F, l’iniziale del suo cognome, è una piacevole sorpresa, un bunker esplosivo di pop italiano come pochi ancora fanno, abile nel mescolare la pesantezza lirica di Bianconi con le schizofrenie del suo ex compagno di palco Franco Battiato, senza disdegnare Zampaglione, Tenco, Morgan, e non passando neppure tanto al largo dell’influenza impalpabile dei nuovi cantautori, soprattutto Brunori SAS. Si raccontano storie che per intensità assumono una compostezza più folk-indie (“Non Capiranno”, “Io Qui Ci Sono Già Stato”), ma anche ballad un pochino più downgraded, maggiormente radio-friendly, come l’introversa “Senza Una Ragione”.
Musica italiana vera e propria, che attinge dal suo universo e dallo stesso vuole fuggire.
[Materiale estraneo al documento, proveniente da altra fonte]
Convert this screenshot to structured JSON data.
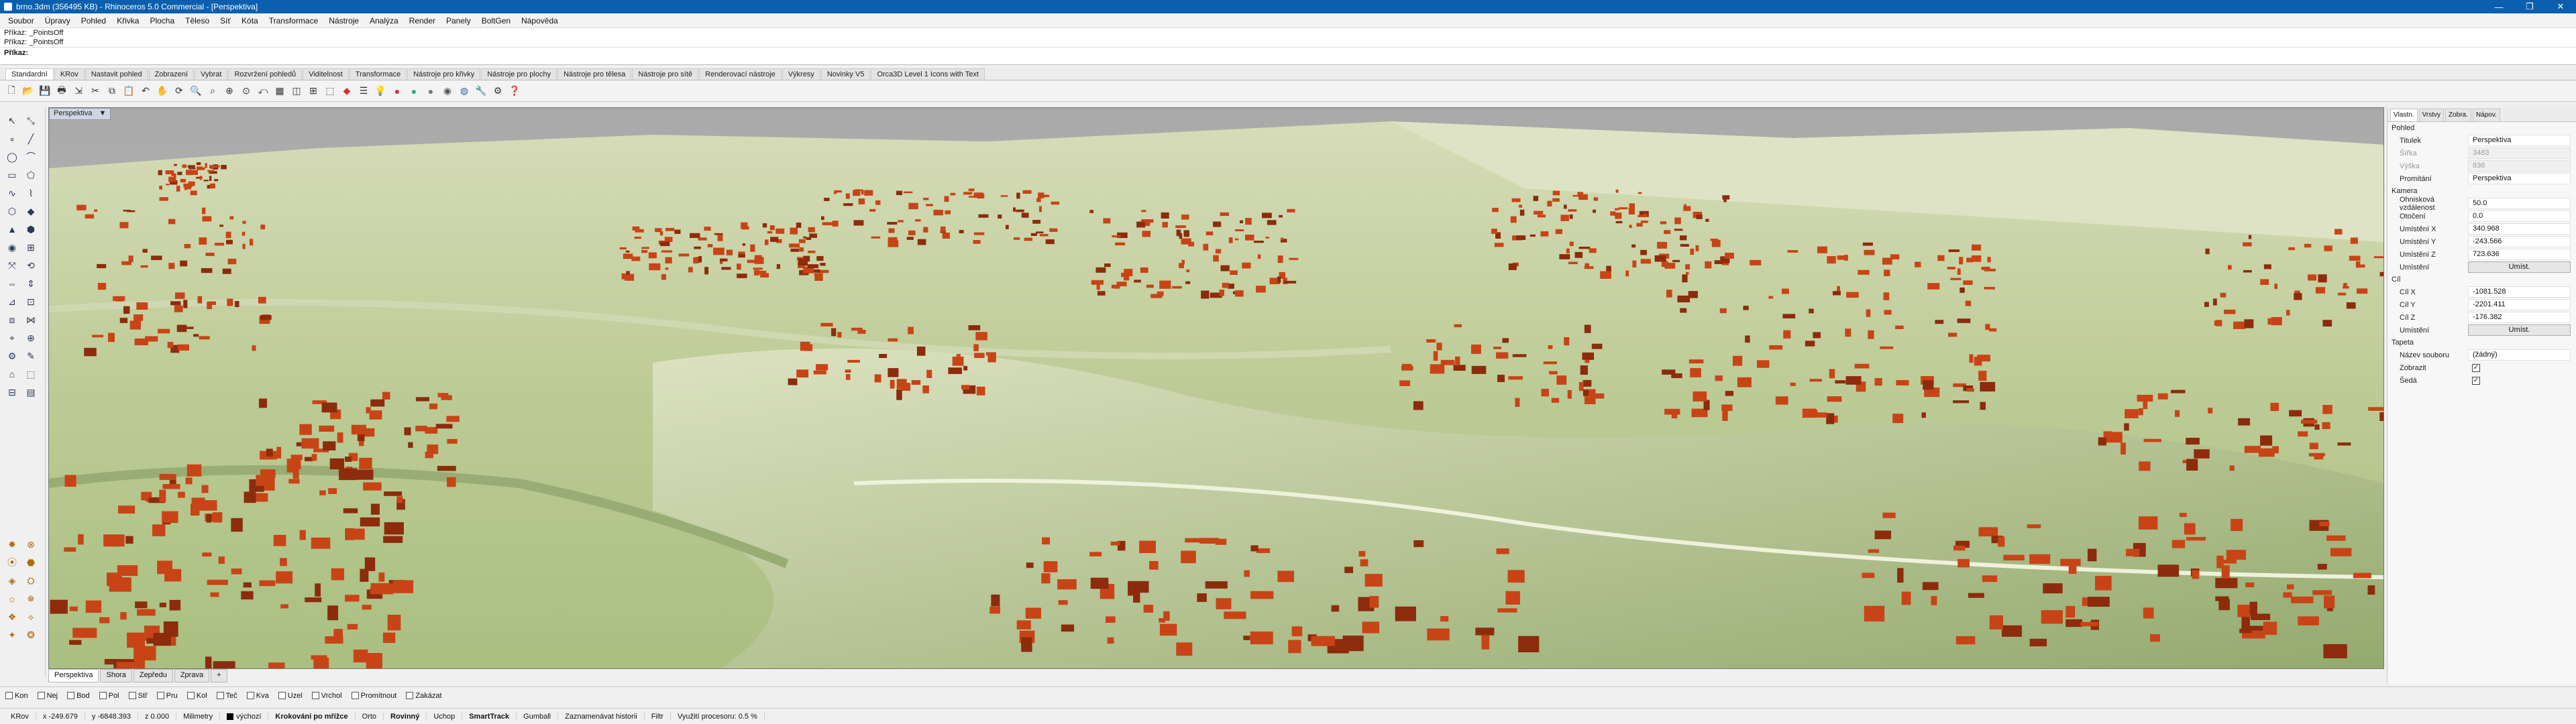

Che si compone di aria ogni giorno respirata pur volendola rigettare e distruggere. F è un esordio più che discreto, che se non altro, nella gradevolezza che il suo ascolto produce, induce anche il cauto ottimismo di chi pensa ancora che in Italia si possa fare musica senza farsi fagocitare dai meccanismi ben oliati dei talent e dei gradi network radiotelevisivi. Il pollice? Verso l’alto, naturalmente.